Rejimle dertleri yok.
Daha fazla özgürlük için Anayasal değişiklik istediklerini söylüyorlar.
Özgürlük ortamının sorunları çözeceğine inanıyorlar.
AKP'deki verilere göre de takipçileri CHP.
Ancak kendilerini zorlayacak çapta değil.
MHP'nin barajı aşacak durumdayken, son haftalarda dramatik bir düşüş yaşadığını gözlemlemişler.
‘‘Niye düşüyor sizce?’’ diye soruyorum.
‘‘Genç Parti yükseldikçe MHP düşüyor. Aynı tabana sesleniyorlar. Tabii Genç Parti daha iyi seslendiği için MHP'nin oyunu çalıyor. Çünkü MHP'nin televizyonları ve gazeteleri yok’’ diyor. Bu durum her ikisinin de baraj altında kalmasına neden olacak gibi.
AKP kendinden emin görünüyor. Meclis'te üç parti olacak diye düşünüyorlar. İktidar AKP, ana muhalefet CHP.
Bir de küçük muhalefet partisi. Gerisi baraj.

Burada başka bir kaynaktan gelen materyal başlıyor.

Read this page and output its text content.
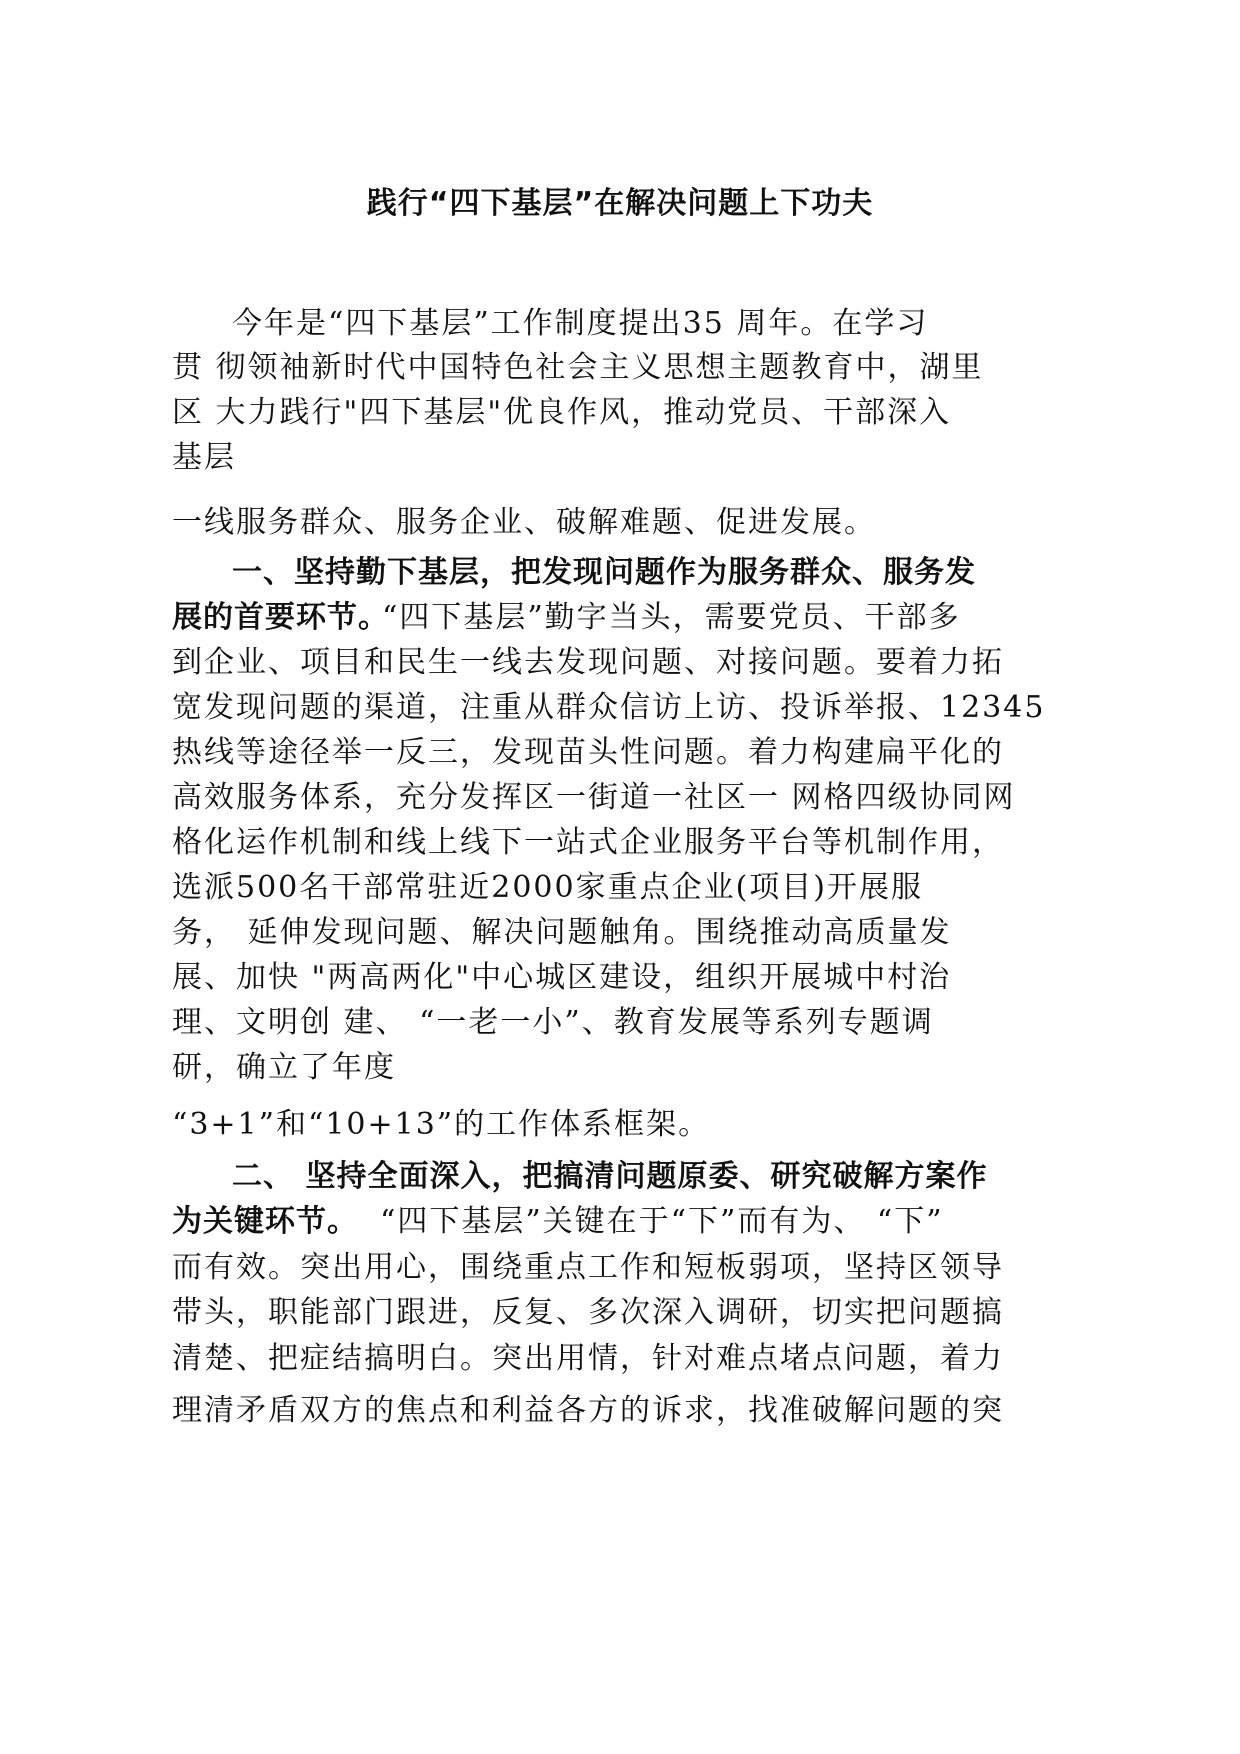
践行“四下基层”在解决问题上下功夫
今年是“四下基层”工作制度提出35 周年。在学习
贯 彻领袖新时代中国特色社会主义思想主题教育中，湖里
区 大力践行"四下基层"优良作风，推动党员、干部深入
基层
一线服务群众、服务企业、破解难题、促进发展。
一、坚持勤下基层，把发现问题作为服务群众、服务发
展的首要环节。
“四下基层”勤字当头，需要党员、干部多
到企业、项目和民生一线去发现问题、对接问题。要着力拓
宽发现问题的渠道，注重从群众信访上访、投诉举报、12345
热线等途径举一反三，发现苗头性问题。着力构建扁平化的
高效服务体系，充分发挥区一街道一社区一 网格四级协同网
格化运作机制和线上线下一站式企业服务平台等机制作用，
选派500名干部常驻近2000家重点企业(项目)开展服
务， 延伸发现问题、解决问题触角。围绕推动高质量发
展、加快 "两高两化"中心城区建设，组织开展城中村治
理、文明创 建、 “一老一小”、教育发展等系列专题调
研，确立了年度
“3+1”和“10+13”的工作体系框架。
二、 坚持全面深入，把搞清问题原委、研究破解方案作
为关键环节。 “四下基层”关键在于“下”而有为、 “下”
而有效。突出用心，围绕重点工作和短板弱项，坚持区领导
带头，职能部门跟进，反复、多次深入调研，切实把问题搞
清楚、把症结搞明白。突出用情，针对难点堵点问题，着力
理清矛盾双方的焦点和利益各方的诉求，找准破解问题的突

‘‘Bu kadar partinin baraja takılması demokratik olur mu?’’ soruma yanıt öz:
‘‘Bu üç parti oyların yüzde 60-70'ini alırlar. Bu da bir meşruiyet sorunu yaratmaz.’’ Anketlerden seç beğen al!

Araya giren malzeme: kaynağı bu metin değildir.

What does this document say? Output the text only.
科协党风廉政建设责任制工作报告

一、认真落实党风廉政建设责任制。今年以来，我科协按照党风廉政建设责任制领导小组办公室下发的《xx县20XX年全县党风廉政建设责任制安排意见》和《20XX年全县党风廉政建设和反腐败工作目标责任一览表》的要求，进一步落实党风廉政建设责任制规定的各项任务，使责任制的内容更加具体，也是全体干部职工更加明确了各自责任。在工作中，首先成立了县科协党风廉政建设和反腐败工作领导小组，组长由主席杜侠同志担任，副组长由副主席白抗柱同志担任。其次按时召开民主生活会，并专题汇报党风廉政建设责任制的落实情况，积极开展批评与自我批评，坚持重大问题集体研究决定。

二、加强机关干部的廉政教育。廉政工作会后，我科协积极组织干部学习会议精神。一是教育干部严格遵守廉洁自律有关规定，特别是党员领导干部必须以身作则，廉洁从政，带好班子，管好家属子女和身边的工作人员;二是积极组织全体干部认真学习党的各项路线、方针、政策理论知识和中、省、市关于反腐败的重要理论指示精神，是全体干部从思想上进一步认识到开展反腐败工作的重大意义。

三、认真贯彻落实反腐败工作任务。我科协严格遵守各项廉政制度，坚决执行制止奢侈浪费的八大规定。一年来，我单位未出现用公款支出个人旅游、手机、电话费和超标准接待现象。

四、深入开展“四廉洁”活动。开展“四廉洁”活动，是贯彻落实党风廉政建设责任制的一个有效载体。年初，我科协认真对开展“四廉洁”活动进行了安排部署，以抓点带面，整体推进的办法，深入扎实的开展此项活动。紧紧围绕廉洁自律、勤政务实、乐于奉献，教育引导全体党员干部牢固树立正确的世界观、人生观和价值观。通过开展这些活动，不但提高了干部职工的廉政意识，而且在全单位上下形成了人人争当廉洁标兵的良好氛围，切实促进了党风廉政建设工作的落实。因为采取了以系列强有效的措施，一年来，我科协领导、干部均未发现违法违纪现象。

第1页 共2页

ELİMDE bir anket var. Müttefikimiz bir ülkenin Dışişleri Bakanlığı için yapılmış bir anket.
Anketi yapan kuruluş Türkiye'de hiçbir partiyle bağlantılı değil, hiçbir parti için anket yapmıyor.
Bu anket ağustos ayının son haftasında yapılmış.

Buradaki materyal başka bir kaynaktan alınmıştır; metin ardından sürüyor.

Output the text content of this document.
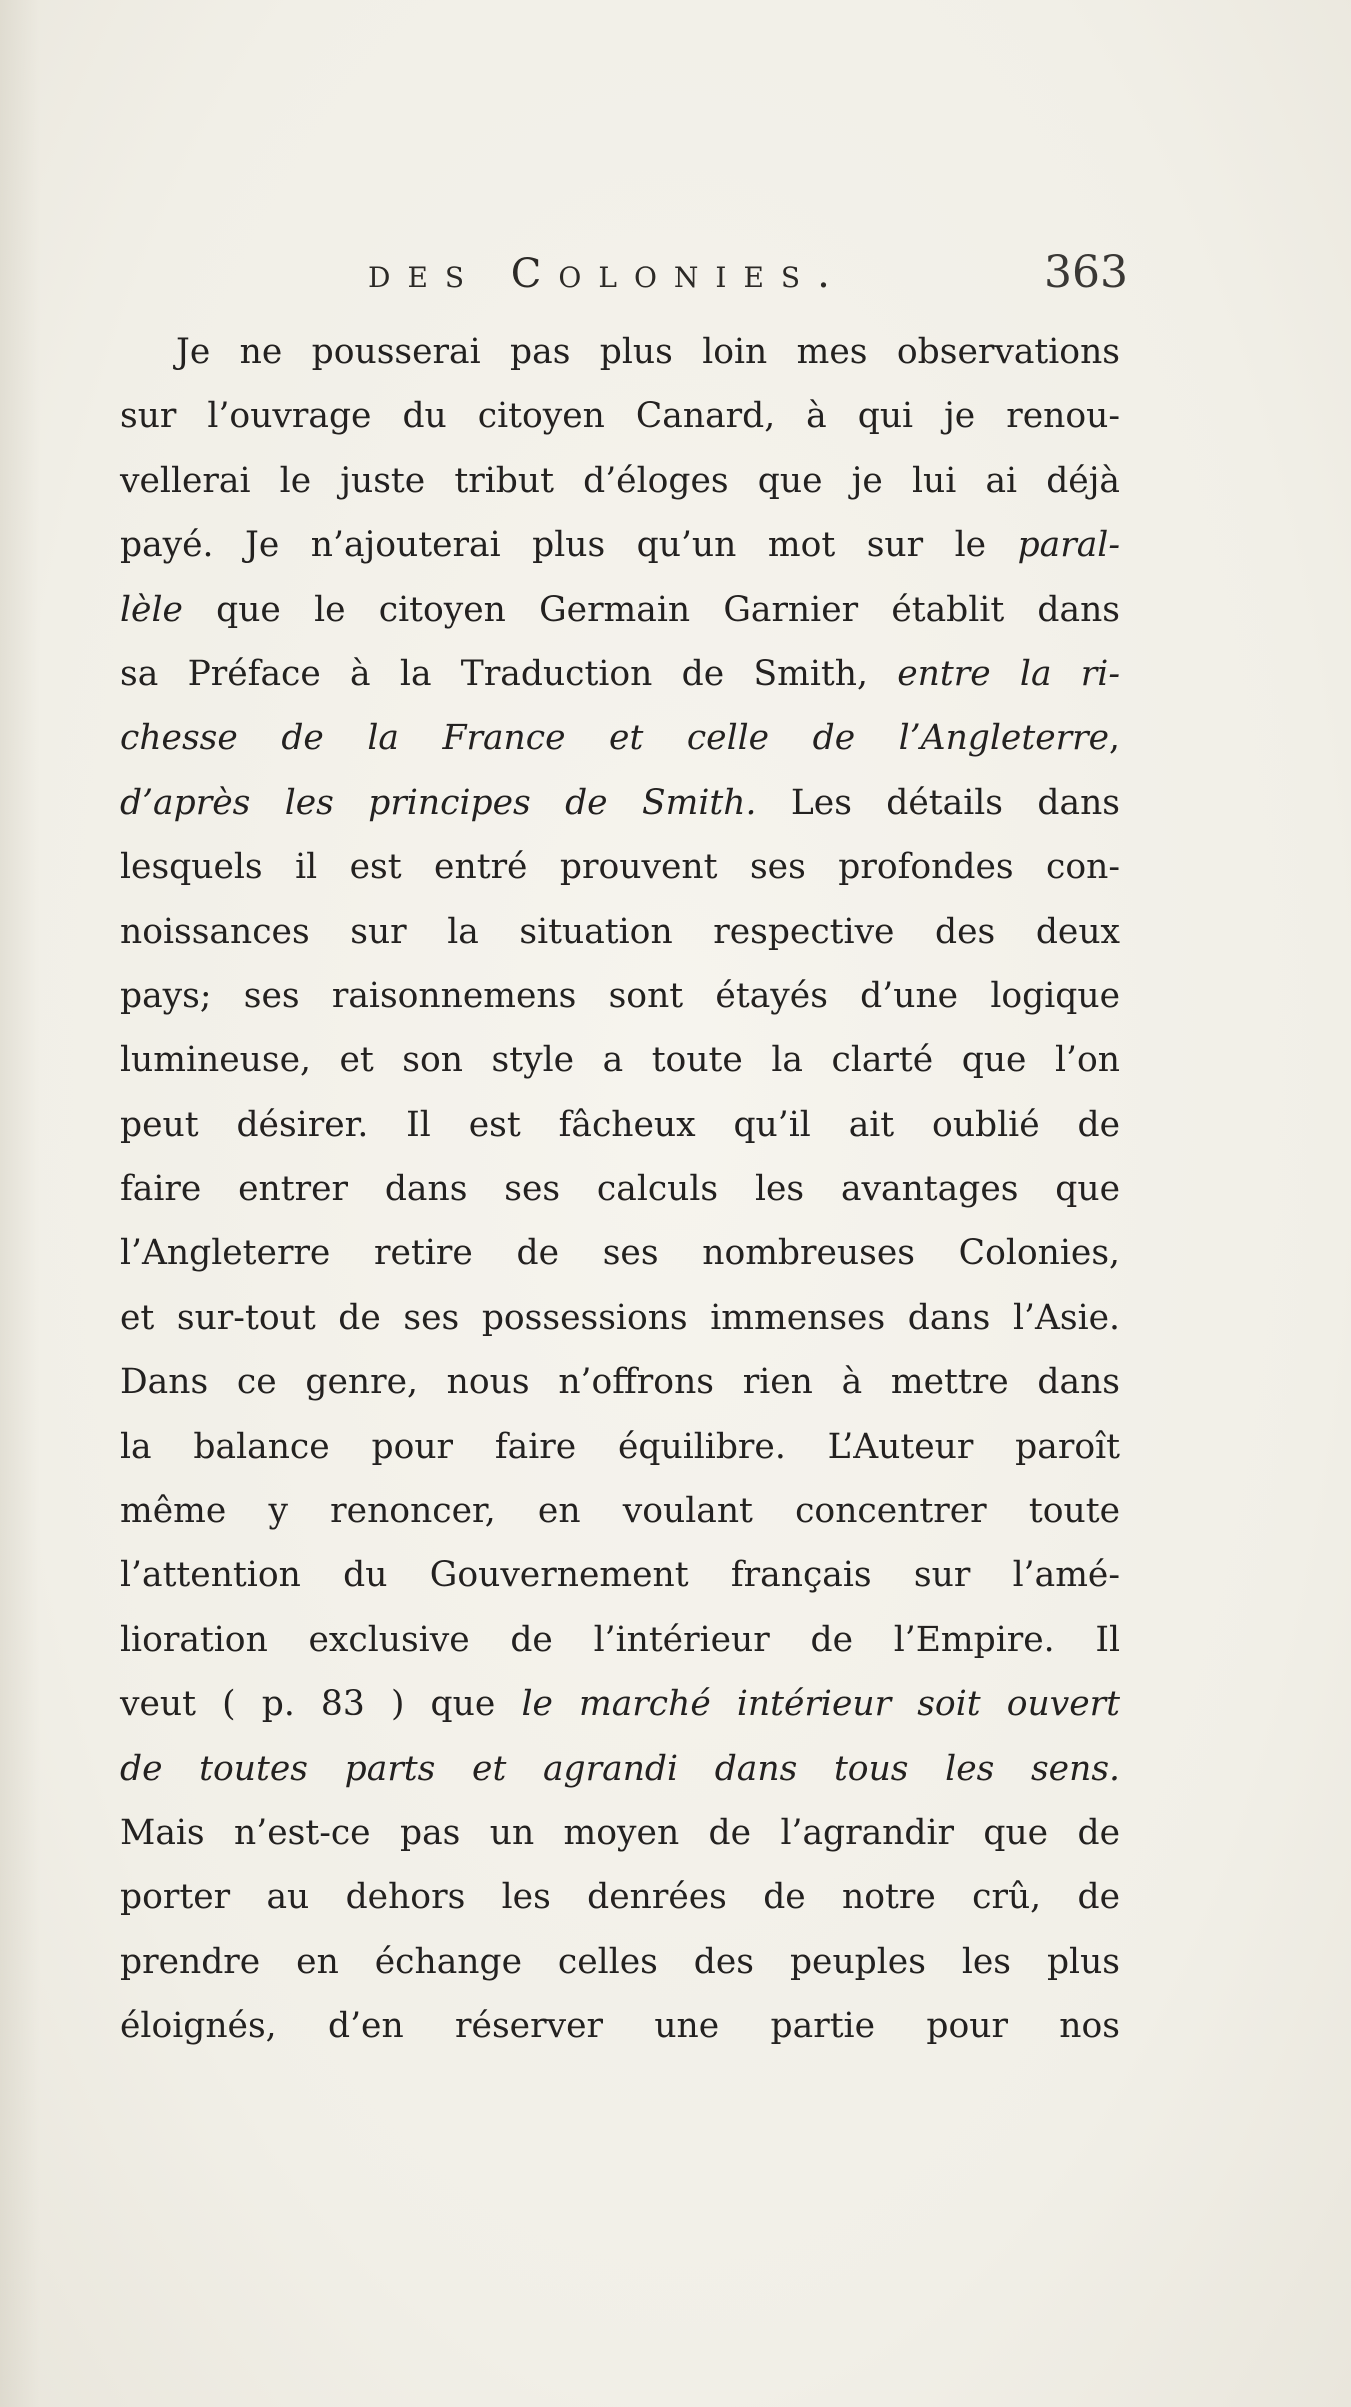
des Colonies.	363
Je ne pousserai pas plus loin mes observations
sur l’ouvrage du citoyen Canard, à qui je renou-
vellerai le juste tribut d’éloges que je lui ai déjà
payé. Je n’ajouterai plus qu’un mot sur le paral-
lèle que le citoyen Germain Garnier établit dans
sa Préface à la Traduction de Smith, entre la ri-
chesse de la France et celle de l’Angleterre,
d’après les principes de Smith. Les détails dans
lesquels il est entré prouvent ses profondes con-
noissances sur la situation respective des deux
pays; ses raisonnemens sont étayés d’une logique
lumineuse, et son style a toute la clarté que l’on
peut désirer. Il est fâcheux qu’il ait oublié de
faire entrer dans ses calculs les avantages que
l’Angleterre retire de ses nombreuses Colonies,
et sur-tout de ses possessions immenses dans l’Asie.
Dans ce genre, nous n’offrons rien à mettre dans
la balance pour faire équilibre. L’Auteur paroît
même y renoncer, en voulant concentrer toute
l’attention du Gouvernement français sur l’amé-
lioration exclusive de l’intérieur de l’Empire. Il
veut ( p. 83 ) que le marché intérieur soit ouvert
de toutes parts et agrandi dans tous les sens.
Mais n’est-ce pas un moyen de l’agrandir que de
porter au dehors les denrées de notre crû, de
prendre en échange celles des peuples les plus
éloignés, d’en réserver une partie pour nos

Ankete göre AKP yüzde 37 ile birinci parti.
CHP ikinci sırada. Oyu yüzde 11.64.
MHP yüzde 10.19 oy oranı ile üçüncü.
HADEP
(DEHAP) 8.42 ile dördüncü.
DYP 5.5 ile beşinci.
Gerisi yüzde 5'in altında.
Kararsızlar ise yüzde 11.22.
Barajı zorladığı iddia edilen
Cem Uzan'ın partisi yüzde 2.81 görünüyor.
Anketi yapan kuruluşun başkanına soruyorum:
‘‘Uzan'ın partisi için barajı zorlar diyorlar. Sizde sonuç farklı.’’
Gülüyor.
‘‘Parayı veren barajı zorlar.’’
‘‘Yalan mı söylüyorlar?’’
‘‘Hayır. Cem Uzan'ın güçlü olduğu yerlerde anket yaparsanız sonuç öyle çıkar. Gerçek anket yaparsanız böyle çıkar. Kırsalda anketörlerimize Kemal Derviş kim diye soruyorlar, Derviş kim diye soran Cem Uzan medya bombardımanına mı takılacak?’’ diyor.
Bu arada 1999 seçimlerinden sonra kimin seçmeni kime kaymış onu da araştırmışlar. Asıl eğlenceli sonuçlar orada.
Ama onu yarın yazacağız.
NE ZAMAN ADAM OLURUZ?
Kendimizi medyada görmekten gizli gizli zevk aldığımızı kendimize itiraf edebildiğimiz zaman.